Muitos cientistas acreditam que a transmissão aérea é um dos principais impulsionadores da propagação da gripe. No entanto, Milton enfatizou que as mudanças nas diretrizes globais de controle de infecções exigem evidências fortes de ensaios clínicos randomizados como este. A equipa de investigação continua o seu trabalho para compreender melhor como a gripe se espalha através da inalação e em que condições essa transmissão é mais provável.

A falta de transmissão observada neste estudo fornece pistas valiosas sobre como as pessoas podem reduzir o risco durante a temporada de gripe.

“Estar perto, cara a cara com outras pessoas em ambientes fechados, onde o ar não se move muito, parece ser a coisa mais arriscada – e é algo que todos nós tendemos a fazer muito. Nossos resultados sugerem que purificadores de ar portáteis que agitam o ar e também o limpam, podem ser uma grande ajuda. Mas se você estiver muito perto e alguém estiver tossindo, a melhor maneira de se manter seguro é usar uma máscara, especialmente a N95”, disse Milton.

Por dentro do experimento da gripe

A pesquisa ocorreu em um andar em quarentena de um hotel na área de Baltimore e incluiu cinco participantes com sintomas confirmados de gripe e 11 voluntários saudáveis. O estudo foi conduzido em dois grupos durante 2023 e 2024. Um projeto de quarentena semelhante foi usado em pesquisas anteriores, juntamente com testes especializados de ar exalado desenvolvidos por Milton e seus colegas.
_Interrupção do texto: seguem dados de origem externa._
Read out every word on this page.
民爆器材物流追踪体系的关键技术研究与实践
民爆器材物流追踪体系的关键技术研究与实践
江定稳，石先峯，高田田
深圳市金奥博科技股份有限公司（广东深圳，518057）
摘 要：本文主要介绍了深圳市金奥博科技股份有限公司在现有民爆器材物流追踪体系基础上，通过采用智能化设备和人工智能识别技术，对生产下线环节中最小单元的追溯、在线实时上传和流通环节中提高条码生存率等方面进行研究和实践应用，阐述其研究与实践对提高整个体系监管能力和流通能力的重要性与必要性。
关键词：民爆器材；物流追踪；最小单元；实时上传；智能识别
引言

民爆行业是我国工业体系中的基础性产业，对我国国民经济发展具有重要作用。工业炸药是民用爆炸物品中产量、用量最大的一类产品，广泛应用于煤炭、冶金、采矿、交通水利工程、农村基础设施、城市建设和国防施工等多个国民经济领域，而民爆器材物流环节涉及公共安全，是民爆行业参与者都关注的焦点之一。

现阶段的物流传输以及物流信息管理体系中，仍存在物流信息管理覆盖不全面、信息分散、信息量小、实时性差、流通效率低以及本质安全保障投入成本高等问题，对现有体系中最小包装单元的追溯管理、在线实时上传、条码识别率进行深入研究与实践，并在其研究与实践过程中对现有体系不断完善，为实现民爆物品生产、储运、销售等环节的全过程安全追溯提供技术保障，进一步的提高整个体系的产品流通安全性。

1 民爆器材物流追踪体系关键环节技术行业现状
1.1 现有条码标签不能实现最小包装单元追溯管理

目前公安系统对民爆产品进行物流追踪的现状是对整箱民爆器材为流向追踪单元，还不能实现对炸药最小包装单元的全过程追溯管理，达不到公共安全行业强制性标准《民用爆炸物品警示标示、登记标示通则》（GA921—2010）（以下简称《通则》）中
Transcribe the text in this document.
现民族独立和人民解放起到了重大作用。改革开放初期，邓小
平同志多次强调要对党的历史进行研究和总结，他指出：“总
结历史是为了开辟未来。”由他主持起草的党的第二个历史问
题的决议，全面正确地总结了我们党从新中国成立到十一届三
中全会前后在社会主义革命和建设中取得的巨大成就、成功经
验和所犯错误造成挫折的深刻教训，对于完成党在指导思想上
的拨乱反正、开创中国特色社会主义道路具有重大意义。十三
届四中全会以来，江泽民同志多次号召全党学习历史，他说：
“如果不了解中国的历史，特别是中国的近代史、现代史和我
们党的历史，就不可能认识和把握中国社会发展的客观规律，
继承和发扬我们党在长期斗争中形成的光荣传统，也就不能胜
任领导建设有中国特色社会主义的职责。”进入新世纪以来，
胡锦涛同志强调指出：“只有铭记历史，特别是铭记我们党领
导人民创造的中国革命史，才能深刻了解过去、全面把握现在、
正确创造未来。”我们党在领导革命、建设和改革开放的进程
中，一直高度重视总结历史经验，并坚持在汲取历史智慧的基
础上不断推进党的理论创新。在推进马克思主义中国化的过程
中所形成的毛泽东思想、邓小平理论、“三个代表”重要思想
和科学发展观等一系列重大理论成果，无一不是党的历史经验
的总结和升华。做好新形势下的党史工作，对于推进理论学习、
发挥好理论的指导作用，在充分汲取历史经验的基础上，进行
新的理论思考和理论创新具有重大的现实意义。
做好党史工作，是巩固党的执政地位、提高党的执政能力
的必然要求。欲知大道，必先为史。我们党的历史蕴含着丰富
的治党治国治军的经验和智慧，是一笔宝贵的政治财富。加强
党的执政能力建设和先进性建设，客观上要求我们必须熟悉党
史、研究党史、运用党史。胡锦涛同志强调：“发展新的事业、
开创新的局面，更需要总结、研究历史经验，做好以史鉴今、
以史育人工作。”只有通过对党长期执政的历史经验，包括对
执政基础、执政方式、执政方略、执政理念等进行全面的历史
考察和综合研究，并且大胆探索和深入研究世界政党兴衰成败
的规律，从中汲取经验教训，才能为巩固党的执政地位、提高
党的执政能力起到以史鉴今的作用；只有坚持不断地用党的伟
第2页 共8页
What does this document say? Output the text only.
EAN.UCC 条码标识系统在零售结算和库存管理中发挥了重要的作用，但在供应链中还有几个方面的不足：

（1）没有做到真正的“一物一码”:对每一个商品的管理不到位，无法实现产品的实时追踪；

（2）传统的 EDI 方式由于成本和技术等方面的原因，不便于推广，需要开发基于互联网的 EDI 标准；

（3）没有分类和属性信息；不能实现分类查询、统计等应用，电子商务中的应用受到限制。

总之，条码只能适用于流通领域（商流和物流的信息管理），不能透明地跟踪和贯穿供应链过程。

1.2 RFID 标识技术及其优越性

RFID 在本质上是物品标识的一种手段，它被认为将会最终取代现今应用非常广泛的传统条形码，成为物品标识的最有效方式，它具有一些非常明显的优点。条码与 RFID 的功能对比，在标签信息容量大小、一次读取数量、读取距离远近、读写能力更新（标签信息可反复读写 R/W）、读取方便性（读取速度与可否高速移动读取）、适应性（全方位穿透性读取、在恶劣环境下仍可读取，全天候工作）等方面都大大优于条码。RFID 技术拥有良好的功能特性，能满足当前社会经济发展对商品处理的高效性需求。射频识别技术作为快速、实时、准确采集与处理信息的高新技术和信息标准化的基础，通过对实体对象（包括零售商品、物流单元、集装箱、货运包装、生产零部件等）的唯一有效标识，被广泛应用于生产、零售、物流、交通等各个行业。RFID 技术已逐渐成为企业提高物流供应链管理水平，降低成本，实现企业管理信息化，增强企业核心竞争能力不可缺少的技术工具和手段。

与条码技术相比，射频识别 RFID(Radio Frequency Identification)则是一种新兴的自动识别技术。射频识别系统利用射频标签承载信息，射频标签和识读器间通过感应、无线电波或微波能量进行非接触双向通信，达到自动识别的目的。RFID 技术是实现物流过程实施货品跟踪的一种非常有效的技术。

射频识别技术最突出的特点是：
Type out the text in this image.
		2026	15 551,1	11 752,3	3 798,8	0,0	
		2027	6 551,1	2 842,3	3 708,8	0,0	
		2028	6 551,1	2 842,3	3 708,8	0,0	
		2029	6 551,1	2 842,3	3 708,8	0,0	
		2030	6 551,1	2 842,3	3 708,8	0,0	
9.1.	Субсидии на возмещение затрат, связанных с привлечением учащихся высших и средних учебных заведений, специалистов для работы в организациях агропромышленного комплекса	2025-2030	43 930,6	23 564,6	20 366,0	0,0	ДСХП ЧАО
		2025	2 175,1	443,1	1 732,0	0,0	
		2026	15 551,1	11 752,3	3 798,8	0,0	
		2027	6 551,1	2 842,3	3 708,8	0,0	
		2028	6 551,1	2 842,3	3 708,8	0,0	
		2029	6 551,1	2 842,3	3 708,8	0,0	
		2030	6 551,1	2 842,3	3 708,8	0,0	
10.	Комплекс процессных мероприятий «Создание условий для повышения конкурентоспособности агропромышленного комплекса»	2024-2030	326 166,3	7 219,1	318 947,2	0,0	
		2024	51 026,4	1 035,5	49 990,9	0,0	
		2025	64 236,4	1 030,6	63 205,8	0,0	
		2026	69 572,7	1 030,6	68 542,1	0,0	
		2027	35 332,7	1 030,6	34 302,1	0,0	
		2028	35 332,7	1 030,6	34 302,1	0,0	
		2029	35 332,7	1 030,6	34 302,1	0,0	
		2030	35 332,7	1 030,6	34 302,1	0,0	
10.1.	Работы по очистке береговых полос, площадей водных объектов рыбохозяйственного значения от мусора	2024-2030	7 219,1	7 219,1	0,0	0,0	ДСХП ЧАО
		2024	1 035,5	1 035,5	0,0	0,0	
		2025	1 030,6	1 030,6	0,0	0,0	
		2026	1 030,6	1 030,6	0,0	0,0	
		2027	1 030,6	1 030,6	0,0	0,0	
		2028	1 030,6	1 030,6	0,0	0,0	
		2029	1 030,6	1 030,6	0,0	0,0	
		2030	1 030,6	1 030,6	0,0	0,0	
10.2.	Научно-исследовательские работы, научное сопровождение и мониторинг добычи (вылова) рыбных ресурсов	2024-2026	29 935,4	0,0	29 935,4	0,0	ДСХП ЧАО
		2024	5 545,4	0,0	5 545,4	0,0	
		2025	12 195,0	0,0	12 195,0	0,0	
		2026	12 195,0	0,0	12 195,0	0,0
Os participantes viveram no andar isolado do hotel durante duas semanas e seguiram rotinas diárias destinadas a imitar as interações sociais da vida real. Isso incluía conversas casuais e atividades físicas como ioga, alongamento e dança. Os participantes infectados também manusearam itens compartilhados como caneta, tablet e microfone, que foram então distribuídos pelo grupo.

Os pesquisadores acompanharam de perto os sintomas e coletaram diariamente esfregaços nasais, amostras de saliva e amostras de sangue para monitorar a infecção e o desenvolvimento de anticorpos. Eles mediram a exposição viral tanto no ar respirado pelos participantes quanto na própria sala. Amostras de ar exalado foram coletadas diariamente usando a máquina Gesundheit II, inventada por Milton e colegas da Escola de Saúde Pública Harvard TH Chan.

Por que a pesquisa sobre a gripe ainda é importante

Encontrar melhores formas de limitar os surtos de gripe continua a ser uma grande prioridade de saúde pública, de acordo com Milton. A gripe continua a representar um pesado fardo para os sistemas de saúde em todo o mundo. Todos os anos, até mil milhões de pessoas em todo o mundo são infectadas pela gripe sazonal. Só nos Estados Unidos, nesta temporada, já ocorreram pelo menos 7,5 milhões de casos, levando a 81 mil hospitalizações e mais de 3 mil mortes.

O estudo incluiu contribuições de pesquisadores do Laboratório interdisciplinar de Aerobiologia de Saúde Pública da UMD, incluindo Kristen Coleman, Yi Esparza, Filbert Hong, Isabel Sierra Maldonado, Kathleen McPhaul e SH Sheldon Tai, bem como colaboradores do Departamento de Engenharia Mecânica da UMD, da Escola de Medicina da Universidade de Maryland, da Escola de Medicina Icahn em Mount Sinai em Nova York, da Universidade de Hong Kong e da Universidade de Michigan, Ann Arbor.

O financiamento para a pesquisa veio da concessão U19 do acordo cooperativo NIAID (5U19AI162130), do Instituto de Pesquisa Clínica e Translacional (ICTR) da Universidade de Maryland Baltimore, da Parceria Estratégica da Universidade de Maryland: MPowering the State (MPower) e de doações do The Flu Lab e do Balvi Filantropic Fund.